Which leads me to the next point:

Problem-solving ability trumps platform knowledge.

In coming to work for a large enterprise, I was surprised that we didn’t use technology in the same way other organizations do. Each platform setup was extra sophisticated, or was completely bespoke to our needs (often to solve the problem of scale). And all the skills and knowledge that I had proudly accumulated over the years? They didn’t come as handy as I thought they would. In many ways, I felt like I was starting from scratch.

Here’s why problem-solving skills are more important – because often at the enterprise level, you have to figure out how to solve problems that no one has ever faced before. Let’s say 300 marketers are trying to send an email at the same time. What happens? Which email goes out first? What happens to the other emails? What if you find that millions of records have an error, what will the downstream impact be when you fix it? How will your stakeholders and customers react? Unfortunately, there aren’t any playbooks or checklists that will get you through these problems, and while talking with others can give your inspiration, the reality is that we have to discover the answers on our own.

Speaking of downstream impact, my next point is:

Problems cascade like dominoes.
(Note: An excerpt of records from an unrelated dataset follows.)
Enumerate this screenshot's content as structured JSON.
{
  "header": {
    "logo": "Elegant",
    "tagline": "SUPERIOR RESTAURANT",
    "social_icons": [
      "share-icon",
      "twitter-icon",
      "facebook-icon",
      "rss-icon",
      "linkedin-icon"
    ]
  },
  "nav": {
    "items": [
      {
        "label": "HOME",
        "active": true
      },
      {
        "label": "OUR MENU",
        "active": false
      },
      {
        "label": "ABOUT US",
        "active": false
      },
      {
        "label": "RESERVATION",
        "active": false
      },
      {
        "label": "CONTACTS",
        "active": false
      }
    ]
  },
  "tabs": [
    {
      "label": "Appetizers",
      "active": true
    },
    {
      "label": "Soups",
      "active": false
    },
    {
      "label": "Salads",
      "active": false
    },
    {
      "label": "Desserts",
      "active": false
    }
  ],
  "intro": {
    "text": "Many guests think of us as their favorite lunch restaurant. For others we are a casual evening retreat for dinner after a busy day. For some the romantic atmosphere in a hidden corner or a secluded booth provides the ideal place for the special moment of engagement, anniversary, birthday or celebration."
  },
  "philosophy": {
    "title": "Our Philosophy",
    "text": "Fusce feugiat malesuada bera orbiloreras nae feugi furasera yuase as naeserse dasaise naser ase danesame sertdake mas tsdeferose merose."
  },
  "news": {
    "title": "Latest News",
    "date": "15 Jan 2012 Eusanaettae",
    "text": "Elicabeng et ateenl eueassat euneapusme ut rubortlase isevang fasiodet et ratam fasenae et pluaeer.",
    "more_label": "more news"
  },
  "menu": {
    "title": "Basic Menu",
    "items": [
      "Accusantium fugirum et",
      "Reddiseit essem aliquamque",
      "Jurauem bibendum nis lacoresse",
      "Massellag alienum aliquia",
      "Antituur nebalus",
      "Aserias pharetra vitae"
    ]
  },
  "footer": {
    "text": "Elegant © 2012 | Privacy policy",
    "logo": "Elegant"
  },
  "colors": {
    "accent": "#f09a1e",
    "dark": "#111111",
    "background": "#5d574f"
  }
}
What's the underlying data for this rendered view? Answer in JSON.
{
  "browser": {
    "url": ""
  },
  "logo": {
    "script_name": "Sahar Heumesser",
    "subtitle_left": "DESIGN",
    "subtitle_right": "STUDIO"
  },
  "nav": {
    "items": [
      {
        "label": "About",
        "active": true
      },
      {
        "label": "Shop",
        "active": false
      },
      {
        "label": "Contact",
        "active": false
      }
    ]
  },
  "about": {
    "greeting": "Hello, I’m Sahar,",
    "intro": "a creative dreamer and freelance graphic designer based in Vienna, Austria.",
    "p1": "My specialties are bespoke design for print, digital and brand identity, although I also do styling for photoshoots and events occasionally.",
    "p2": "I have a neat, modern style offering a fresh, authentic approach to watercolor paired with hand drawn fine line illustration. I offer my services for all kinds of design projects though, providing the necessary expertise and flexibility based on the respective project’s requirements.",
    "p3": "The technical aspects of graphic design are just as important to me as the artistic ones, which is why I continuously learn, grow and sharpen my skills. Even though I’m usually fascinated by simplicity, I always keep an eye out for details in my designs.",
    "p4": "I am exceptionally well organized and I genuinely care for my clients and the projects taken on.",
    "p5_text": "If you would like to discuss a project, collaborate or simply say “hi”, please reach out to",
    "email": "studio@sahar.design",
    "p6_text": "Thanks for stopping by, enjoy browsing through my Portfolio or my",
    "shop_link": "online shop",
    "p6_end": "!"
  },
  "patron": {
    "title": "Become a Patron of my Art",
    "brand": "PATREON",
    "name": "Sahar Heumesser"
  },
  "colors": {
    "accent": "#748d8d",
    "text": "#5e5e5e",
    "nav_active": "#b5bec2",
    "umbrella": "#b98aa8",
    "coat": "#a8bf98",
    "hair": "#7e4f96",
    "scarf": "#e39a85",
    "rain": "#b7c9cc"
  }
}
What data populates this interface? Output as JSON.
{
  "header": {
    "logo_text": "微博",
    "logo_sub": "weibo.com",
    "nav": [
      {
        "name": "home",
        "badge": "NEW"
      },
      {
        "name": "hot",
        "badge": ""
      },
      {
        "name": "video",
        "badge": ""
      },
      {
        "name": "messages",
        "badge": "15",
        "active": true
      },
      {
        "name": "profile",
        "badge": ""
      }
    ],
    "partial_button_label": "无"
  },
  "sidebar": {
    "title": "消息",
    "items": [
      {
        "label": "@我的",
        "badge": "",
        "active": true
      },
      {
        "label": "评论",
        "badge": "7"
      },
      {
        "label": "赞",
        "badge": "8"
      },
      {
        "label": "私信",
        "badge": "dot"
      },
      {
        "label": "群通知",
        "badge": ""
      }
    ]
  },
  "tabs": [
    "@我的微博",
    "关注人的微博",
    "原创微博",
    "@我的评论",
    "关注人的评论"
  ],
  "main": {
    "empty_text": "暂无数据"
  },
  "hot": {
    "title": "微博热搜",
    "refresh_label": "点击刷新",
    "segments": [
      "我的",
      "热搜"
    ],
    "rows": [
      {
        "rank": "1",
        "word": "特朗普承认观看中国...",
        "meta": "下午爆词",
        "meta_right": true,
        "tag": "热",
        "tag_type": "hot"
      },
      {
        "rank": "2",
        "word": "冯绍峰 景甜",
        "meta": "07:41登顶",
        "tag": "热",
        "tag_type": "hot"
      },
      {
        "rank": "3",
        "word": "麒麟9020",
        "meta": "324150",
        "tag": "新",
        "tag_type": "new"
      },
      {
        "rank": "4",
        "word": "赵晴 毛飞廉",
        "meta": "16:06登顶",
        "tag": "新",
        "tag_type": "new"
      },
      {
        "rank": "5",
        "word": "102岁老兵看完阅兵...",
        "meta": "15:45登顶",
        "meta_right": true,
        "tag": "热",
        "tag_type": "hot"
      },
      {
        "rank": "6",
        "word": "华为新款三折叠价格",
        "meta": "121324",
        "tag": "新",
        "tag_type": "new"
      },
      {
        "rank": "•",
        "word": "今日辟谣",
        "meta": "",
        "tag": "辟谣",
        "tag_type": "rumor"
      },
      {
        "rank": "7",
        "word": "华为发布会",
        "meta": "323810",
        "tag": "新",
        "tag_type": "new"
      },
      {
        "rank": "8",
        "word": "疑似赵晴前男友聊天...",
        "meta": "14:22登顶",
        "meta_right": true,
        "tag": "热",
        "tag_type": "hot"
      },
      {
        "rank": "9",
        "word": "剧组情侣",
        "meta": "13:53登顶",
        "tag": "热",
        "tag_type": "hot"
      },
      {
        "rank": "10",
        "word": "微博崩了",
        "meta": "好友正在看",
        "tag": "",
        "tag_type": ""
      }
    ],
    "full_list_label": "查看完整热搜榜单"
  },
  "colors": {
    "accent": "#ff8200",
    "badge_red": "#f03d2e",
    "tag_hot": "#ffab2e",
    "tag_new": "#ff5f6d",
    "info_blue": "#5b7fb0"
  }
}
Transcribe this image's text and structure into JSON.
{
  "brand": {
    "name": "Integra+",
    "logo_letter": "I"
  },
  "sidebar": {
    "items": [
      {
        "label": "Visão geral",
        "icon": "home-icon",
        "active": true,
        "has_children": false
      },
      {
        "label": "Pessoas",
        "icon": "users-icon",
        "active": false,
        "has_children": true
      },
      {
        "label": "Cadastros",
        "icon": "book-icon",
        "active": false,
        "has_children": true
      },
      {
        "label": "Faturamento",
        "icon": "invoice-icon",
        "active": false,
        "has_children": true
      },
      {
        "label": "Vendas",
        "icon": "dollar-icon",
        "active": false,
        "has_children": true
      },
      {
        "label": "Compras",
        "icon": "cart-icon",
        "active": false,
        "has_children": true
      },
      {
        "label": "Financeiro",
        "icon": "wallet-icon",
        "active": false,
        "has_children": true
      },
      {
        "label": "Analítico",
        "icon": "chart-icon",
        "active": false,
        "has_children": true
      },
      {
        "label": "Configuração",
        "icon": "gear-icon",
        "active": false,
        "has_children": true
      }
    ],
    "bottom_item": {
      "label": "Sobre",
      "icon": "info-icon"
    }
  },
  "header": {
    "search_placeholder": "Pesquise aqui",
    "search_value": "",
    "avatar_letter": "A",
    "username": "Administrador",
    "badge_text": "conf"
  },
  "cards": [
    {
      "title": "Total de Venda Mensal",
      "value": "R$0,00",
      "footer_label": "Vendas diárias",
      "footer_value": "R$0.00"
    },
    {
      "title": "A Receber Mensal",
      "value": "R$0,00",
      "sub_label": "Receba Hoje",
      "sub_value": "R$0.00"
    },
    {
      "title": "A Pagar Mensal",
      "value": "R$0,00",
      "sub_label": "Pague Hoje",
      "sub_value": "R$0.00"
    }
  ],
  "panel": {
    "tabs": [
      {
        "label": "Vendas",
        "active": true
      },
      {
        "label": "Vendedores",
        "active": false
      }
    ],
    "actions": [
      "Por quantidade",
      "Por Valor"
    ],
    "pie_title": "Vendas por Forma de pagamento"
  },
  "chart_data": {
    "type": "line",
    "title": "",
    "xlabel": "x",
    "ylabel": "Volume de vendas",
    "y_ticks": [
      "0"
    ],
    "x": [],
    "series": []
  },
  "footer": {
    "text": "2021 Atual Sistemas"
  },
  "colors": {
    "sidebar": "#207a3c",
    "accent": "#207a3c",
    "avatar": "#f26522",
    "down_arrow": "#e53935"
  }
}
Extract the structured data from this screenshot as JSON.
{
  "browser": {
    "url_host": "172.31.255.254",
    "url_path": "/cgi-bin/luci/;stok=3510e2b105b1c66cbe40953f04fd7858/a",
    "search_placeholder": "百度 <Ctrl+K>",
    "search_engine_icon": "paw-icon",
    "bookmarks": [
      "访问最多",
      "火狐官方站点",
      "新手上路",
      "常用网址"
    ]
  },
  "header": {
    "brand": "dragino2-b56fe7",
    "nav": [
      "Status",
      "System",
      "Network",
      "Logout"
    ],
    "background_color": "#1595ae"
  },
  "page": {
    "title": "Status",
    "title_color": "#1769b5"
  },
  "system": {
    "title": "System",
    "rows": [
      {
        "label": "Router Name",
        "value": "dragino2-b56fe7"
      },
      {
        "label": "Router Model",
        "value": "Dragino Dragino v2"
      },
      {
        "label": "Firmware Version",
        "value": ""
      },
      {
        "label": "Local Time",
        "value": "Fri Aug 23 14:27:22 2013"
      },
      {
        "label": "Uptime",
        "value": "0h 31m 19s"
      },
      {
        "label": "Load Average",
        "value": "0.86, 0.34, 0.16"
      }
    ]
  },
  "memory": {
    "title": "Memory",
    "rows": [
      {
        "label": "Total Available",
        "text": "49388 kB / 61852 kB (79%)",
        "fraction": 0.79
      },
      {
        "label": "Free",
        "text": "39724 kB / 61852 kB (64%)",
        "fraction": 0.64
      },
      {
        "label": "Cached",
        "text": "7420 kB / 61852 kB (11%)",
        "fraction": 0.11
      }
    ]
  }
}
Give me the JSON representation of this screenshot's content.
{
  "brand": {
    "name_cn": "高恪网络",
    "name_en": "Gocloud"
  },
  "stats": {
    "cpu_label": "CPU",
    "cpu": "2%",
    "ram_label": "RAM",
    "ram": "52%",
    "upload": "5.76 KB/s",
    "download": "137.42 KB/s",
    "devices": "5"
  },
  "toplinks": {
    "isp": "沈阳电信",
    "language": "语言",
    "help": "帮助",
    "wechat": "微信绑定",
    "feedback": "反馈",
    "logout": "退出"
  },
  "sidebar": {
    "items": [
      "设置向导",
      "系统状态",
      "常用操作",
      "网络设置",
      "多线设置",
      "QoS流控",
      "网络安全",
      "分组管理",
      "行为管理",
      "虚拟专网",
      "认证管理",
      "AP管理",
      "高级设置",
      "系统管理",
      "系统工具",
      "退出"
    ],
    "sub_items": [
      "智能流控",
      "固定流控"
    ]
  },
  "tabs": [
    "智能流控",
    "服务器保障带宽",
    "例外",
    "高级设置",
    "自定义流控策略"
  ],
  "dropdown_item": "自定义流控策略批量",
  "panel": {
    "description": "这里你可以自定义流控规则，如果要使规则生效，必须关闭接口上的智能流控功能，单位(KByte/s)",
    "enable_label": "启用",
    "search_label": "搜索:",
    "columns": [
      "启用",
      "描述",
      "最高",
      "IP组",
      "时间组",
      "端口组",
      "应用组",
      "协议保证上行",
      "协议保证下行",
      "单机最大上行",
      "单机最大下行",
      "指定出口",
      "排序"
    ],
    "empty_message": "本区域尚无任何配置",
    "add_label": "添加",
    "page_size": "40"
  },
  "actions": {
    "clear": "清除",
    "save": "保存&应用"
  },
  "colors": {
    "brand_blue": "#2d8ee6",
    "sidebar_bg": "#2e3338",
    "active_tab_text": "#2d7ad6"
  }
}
You can’t move as fast as you would like.

Before you read the next sentence, I want you to know that I’m an eternal proponent of moving quickly, and have always advocated the practices described in “The Lean Start Up”, which is a fantastic book every business professional should read.

But in a decentralized enterprise organization, there are numerous interwoven elements, and you may not know what specific benefits users are getting out of your systems. They could be running specific reports with dependencies, they could be using a field that no one else uses, and it could be the bloodline of their entire operation.

So while we try to move as quickly as possible, especially when decisions or changes are reversible, it’s important that we slow down to assess the possible ramifications of our work.

Quarterback of technical resources:

It’s common at mega-enterprises to have engineering resources dedicated solely to marketing. That means the need and skill to coordinate technical people and initiatives takes on a new meaning.

You have to be a pseudo-product manager in helping develop internal products and processes. This is why I’ve started telling marketers to study product management best practices in order to improve at their jobs.

Thinking like a product manager means asking these questions: Who is my customer? What are their needs? What are “needs to have” versus “nice to haves”? What can we reasonably deliver in this time frame?

In addition – adopting agile best practices in terms of product and project management can really help you level up your effectiveness, which is worth another post entirely.

A masterclass in people dynamics

I don’t like the phrase “office politics”, because it has a negative connotation. I prefer “people dynamics” (sorry I forget where I learned this from), and this refers to managing relationships up, down, and across. Now you will inevitably come across colleagues that are jostling selfishly for self-promotion, but that should be the minority. Influencing and getting things done with and through people is the true mark of a leader, and it’s a very important professional and personal skill that you need to develop.

In an enterprise with hundreds of even thousands of stakeholders, the keys are empathy and over-communication. Repeated, clear, and sometimes annoying over-communication.

In addition to over-communication is a deep understanding of your mission and purpose. Large change management initiatives can come apart if enough people make a racket. A solid purpose and sense of why will carry you through the inevitably tough conversations you will have to have in order to make change a reality.

Closing thoughts...

Many of these seem like potential negatives, and for some of you indeed, you are probably reeling hearing about this and will decide that you never want to work for a mega-enterprise.

But I don’t think of it that way. I think that no matter where you work, or what business you are in, you will always be presented with a unique set of problems, which will require you to be creative, collaborative, and resilient to solve.

Mega-enterprise work is just a different breed of problems.